Je peux animer deux heures à la radio avec quatre mots écrits sur une feuille devant moi. Je n’ai aucun carton de notes pour faire mes entrevues à la télé… mais quand vient le temps d’écrire, ce n’est pas la page blanche qui me fait peur, mais plutôt la page noircie! Pourquoi la syntaxe d’une phrase devient-elle aussi complexe? Pourquoi j’ai l’impression de n’utiliser que le verbe être? Pourquoi Antidote me rappelle que la plupart de mes expressions préférées sont des anglicismes, moi qui aimais tant « le dernier droit »? Je peux passer des heures sur un texte qui prendra deux minutes à lire. Et partez-moi pas sur les titres… C’est si dur de trouver un bon titre! Je salue le travail de tous les réviseur( e)s qui ont repassé sur mes textes, avant publication, pour donner leur donner la touche finale.

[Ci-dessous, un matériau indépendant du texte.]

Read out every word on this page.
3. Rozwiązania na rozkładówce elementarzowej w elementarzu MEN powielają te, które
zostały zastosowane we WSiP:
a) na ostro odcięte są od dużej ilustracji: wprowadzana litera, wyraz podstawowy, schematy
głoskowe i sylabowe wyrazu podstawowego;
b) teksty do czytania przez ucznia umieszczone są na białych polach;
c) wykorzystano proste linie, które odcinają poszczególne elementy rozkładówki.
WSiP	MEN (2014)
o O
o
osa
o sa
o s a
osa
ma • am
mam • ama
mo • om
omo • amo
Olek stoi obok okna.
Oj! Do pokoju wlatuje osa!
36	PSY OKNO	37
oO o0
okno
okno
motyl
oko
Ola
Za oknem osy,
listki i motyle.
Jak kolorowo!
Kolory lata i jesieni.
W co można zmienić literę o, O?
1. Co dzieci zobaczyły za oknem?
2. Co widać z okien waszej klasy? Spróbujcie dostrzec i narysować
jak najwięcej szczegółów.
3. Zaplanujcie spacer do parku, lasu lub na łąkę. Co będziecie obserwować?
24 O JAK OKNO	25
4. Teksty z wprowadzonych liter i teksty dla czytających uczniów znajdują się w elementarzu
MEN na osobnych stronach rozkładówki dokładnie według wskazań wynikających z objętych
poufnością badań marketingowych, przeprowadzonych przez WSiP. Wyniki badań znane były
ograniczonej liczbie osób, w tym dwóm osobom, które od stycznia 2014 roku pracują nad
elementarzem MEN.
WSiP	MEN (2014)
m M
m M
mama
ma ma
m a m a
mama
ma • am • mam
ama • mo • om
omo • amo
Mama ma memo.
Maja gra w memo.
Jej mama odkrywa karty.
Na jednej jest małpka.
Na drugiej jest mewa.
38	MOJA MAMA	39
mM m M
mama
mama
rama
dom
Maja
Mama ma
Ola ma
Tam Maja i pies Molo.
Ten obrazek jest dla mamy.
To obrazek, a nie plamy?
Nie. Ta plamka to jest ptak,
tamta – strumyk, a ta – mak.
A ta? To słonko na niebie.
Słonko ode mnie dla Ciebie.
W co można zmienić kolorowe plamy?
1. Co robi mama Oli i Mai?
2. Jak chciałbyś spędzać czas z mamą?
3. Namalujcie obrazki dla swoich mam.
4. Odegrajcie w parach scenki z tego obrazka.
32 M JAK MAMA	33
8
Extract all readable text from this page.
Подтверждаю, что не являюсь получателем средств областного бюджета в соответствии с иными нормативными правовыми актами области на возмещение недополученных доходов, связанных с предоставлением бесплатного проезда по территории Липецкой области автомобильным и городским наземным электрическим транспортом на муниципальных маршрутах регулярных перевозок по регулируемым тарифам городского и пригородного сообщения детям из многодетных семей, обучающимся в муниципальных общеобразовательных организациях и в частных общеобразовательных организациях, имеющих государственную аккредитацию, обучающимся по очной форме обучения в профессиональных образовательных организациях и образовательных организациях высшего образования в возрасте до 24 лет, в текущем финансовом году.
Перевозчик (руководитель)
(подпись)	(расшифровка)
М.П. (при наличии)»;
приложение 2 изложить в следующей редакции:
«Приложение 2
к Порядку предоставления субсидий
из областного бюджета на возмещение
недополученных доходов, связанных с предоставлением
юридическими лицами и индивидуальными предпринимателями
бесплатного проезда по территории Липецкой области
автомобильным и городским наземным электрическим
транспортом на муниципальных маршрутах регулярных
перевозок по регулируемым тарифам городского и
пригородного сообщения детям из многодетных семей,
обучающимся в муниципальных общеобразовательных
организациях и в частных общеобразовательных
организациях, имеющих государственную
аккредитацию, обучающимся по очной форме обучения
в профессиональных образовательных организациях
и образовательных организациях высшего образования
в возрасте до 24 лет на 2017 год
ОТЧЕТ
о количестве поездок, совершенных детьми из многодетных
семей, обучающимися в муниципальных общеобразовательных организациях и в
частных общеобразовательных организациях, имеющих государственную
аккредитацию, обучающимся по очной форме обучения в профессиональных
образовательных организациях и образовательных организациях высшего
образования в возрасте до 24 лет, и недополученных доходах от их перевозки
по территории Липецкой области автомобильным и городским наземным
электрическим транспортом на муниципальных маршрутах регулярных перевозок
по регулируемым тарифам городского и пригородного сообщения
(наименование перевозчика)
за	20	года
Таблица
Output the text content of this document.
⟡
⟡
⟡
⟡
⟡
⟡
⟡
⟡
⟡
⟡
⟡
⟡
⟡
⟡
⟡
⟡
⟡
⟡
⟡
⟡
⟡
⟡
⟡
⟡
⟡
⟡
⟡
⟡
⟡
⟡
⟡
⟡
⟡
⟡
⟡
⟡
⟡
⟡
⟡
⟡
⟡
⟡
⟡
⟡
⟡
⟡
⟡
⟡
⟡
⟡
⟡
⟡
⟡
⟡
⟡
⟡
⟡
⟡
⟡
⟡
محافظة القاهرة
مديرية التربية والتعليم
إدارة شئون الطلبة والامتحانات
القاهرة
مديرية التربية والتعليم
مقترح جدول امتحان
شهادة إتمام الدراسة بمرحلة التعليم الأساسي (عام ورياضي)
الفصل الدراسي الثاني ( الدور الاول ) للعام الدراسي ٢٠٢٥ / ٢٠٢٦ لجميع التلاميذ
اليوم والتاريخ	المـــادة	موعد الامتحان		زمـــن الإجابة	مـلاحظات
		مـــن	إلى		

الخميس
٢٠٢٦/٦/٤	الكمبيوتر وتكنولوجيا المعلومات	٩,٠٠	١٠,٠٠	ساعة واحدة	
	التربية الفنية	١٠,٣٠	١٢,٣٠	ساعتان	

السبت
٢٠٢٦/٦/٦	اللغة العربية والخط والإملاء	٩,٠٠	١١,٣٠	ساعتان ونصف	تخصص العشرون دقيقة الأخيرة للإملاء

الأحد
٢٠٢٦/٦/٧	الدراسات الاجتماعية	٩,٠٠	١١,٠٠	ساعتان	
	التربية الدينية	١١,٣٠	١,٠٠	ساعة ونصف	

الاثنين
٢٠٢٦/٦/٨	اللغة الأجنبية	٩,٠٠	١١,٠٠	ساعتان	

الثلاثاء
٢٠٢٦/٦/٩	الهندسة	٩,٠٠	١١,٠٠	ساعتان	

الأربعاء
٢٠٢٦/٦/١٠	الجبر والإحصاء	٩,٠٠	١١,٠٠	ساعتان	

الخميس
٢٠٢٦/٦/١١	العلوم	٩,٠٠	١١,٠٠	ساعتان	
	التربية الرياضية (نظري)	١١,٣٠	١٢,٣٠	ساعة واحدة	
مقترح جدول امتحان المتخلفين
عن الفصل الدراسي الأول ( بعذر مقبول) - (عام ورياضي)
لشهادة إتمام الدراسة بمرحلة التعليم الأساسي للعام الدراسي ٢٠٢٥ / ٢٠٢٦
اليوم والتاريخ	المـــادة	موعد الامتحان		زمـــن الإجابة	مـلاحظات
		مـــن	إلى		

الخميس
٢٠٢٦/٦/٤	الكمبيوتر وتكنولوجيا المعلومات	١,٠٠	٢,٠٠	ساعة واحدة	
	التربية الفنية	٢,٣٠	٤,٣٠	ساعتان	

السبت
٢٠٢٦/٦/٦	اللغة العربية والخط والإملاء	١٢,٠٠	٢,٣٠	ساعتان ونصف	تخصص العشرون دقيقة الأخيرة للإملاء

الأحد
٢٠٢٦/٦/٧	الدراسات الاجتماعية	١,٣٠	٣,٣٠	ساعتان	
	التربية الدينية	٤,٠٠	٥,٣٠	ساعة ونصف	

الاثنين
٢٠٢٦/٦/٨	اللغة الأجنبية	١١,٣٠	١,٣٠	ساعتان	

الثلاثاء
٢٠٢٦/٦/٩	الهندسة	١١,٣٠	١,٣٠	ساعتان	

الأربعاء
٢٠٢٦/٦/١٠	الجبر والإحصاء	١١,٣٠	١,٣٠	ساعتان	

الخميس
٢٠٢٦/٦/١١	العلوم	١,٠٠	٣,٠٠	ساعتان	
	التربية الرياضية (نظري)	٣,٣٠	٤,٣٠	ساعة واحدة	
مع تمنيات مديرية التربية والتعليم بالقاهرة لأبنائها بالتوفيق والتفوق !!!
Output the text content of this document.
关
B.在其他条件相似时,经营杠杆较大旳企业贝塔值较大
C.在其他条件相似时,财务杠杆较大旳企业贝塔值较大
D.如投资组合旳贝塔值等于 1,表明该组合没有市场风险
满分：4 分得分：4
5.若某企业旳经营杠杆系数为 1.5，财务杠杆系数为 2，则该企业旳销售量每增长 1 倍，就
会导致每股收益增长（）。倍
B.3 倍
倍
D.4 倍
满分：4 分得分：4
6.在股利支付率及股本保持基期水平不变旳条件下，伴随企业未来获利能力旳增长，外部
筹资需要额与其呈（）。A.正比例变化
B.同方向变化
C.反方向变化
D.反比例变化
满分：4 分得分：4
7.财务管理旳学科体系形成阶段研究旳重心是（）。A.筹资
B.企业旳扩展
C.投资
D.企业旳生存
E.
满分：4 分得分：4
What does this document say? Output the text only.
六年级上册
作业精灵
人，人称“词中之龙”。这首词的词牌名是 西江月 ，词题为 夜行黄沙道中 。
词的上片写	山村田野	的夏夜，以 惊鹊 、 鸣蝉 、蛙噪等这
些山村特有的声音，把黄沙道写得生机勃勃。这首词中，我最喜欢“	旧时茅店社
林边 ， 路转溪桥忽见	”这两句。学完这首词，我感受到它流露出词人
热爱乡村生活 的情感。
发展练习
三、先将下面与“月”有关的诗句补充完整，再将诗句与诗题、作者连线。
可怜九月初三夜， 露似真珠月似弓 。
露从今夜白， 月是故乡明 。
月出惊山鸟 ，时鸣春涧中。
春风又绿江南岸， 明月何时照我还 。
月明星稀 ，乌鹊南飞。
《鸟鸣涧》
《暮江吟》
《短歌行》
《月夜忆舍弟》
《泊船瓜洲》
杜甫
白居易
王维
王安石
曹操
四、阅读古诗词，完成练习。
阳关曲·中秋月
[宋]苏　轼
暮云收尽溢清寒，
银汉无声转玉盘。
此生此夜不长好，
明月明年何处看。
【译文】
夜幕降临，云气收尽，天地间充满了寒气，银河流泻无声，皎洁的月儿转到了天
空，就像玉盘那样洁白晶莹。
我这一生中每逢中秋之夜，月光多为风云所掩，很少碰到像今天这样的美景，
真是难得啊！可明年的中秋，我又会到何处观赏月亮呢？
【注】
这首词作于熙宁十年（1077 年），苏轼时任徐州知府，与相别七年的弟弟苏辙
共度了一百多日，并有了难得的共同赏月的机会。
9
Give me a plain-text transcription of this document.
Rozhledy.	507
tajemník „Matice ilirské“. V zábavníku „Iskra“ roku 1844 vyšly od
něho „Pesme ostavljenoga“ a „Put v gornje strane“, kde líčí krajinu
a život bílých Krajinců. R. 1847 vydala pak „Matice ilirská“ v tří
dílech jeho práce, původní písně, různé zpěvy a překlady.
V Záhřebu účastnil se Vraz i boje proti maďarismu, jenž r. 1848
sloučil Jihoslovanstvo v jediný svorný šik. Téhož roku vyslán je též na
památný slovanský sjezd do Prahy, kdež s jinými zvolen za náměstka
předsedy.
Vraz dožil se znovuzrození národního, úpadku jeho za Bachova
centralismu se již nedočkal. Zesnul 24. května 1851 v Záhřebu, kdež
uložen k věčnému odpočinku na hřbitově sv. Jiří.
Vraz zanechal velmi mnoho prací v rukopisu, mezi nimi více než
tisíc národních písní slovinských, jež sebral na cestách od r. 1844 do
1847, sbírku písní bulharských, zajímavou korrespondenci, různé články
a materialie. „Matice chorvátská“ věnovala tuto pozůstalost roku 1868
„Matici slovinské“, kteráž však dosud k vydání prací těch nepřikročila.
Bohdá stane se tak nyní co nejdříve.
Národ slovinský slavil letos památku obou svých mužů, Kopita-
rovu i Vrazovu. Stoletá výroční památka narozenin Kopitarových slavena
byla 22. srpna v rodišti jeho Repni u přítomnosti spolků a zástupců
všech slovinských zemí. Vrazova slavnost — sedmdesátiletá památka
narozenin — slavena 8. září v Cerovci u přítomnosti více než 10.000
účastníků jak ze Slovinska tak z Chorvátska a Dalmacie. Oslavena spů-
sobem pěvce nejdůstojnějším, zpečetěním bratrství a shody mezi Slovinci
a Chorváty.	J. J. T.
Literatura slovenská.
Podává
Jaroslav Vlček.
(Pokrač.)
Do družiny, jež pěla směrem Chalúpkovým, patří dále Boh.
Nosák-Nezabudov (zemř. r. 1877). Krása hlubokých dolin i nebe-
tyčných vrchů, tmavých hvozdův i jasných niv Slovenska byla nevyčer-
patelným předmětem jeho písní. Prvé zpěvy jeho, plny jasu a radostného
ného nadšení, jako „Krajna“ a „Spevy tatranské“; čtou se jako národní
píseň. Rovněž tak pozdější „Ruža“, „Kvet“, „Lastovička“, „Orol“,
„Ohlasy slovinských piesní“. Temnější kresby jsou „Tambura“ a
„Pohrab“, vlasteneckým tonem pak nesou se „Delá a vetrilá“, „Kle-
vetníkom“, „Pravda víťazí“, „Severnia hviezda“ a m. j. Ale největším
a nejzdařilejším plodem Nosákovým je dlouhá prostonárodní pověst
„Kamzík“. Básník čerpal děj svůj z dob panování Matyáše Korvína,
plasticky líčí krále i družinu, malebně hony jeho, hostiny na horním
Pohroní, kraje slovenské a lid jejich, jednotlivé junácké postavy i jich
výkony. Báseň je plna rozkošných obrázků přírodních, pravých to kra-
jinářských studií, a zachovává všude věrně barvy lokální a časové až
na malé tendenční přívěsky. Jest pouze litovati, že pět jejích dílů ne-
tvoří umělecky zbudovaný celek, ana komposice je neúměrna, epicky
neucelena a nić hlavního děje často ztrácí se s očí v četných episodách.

Le confinement nous oblige à nous tourner de plus en plus vers nos ordinateurs. Il faut bien lâcher l’écran du téléphone un peu (les optométristes feront des affaires d’or après la crise)! Les gens écoutent, regardent, lisent. On peut écouter distraitement, on peut regarder sans vraiment voir, mais pour lire, il faut une certaine concentration. Si on lit, c’est qu’on veut vraiment. Mon média préféré d’entre tous, c’est la radio. J’aime tellement ça, la radio, c’est pas possible! Informative, intime, divertissante, réconfortante, légère à produire… et éphémère. On travaille très fort pour livrer un contenu de qualité, mais comme on dit… fallait être là! Oui, oui, il y a les balados de rattrapage… Dans une conférence sur la radio, j’ai déjà entendu ceci : « L’audio ne sera jamais viral. » C’est malheureusement assez vrai. Les écrits, eux, restent.

Peu importe la forme, c’est le contenu qui est roi. Il y a une surabondance de textes sur tous les sujets inimaginables sur internet. Est-ce que chaque lecture est pertinente pour autant? Non. Ce n’est pas parce qu’on écrit des mots qu’on dit quelque chose. Je rage souvent après avoir lu un texte, en réalisant que que malgré les 800 mots enlignés, il n’y avait aucun contenu. Pas d’information, pas d’émotion. Je ne retiens qu’une chose : j’ai perdu mon temps. Alors si je m’entête à écrire malgré tout, c’est au nom de la diffusion du contenu.

Je déteste écrire au je. Je préfère de loin le nous, même si je suis la seule derrière. Bizarrement, j’ai écrit ce texte d’un trait. Je n’en tire aucune conclusion… J’aimerais terminer sur une grande phrase éloquente, une finale inspirante ou une chute épique… mais vous savez, j’ai ben de la misère à écrire!